I can’t say for sure of course, but I’m willing to bet that when the moms of Andrei Markov and Alexei Emelin visit their boys, the first thing they do is whip up a big pot of borscht. Same with Mrs. Ovechkin and Mrs. Datsyuk and Mrs. Malkin and the rest of the Russian mama brigade. I’ll just bet they do.
I’m not a big fan of this soup. It’s quite red and it smells like cabbage and beets. Probably because it has cabbage and beets in it.
Regardless, I’m giving you a gift today. Be smart like Markov, tough like Emelin, crafty like Datsyuk, explosive like Ovechkin and Malkin.

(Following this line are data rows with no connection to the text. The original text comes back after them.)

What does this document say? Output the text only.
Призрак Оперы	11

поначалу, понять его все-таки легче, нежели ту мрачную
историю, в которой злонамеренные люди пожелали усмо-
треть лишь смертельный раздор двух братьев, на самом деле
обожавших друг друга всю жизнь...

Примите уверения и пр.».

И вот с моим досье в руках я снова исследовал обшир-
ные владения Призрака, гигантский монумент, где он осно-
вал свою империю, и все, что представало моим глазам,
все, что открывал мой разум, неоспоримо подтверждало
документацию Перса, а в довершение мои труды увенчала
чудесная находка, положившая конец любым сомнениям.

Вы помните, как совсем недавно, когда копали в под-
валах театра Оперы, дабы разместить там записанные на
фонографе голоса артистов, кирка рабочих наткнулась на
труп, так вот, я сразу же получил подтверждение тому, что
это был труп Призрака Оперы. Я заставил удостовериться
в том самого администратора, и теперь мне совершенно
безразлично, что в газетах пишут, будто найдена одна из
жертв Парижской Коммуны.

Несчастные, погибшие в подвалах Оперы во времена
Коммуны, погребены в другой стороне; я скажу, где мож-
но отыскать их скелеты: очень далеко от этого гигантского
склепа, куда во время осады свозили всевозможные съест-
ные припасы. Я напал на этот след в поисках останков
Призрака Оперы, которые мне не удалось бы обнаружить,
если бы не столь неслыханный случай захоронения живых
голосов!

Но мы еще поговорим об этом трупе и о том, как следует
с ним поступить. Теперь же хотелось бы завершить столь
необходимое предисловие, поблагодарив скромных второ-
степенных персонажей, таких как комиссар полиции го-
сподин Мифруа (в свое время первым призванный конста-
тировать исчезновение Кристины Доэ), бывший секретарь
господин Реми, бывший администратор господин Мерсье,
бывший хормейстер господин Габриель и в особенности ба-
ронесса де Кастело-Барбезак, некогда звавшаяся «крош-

You can be all of these, if you eat your borscht.
Here’s what you do, compliments of Luciena Kane.
Take a big pot and fill it three quarters full with water. Three quarters of a pot will keep you in borscht for days on end. You can take it to work with you.
Boil small pieces of beef in the pot until beef is tender.
Fry onions in a frying pan. As many as you want. Try not to let your tears drop into the pot.
Throw onions, grated beets and carrots, along with green peppers and tomato paste, into the boiling water. Don’t put your finger in the water when it’s boiling.
Add potatoes and cabbage to concoction.
Cook everything in the water until the potatoes are soft. Softer than Gomez, Bourque, and Kaberle.
Put in a bowl, top off with sour cream, salt, and parsley, and eat like crazy.
And while you’re doing that, I’m having a cheeseburger. I know I’m bad. A hundred million Russians can’t be wrong.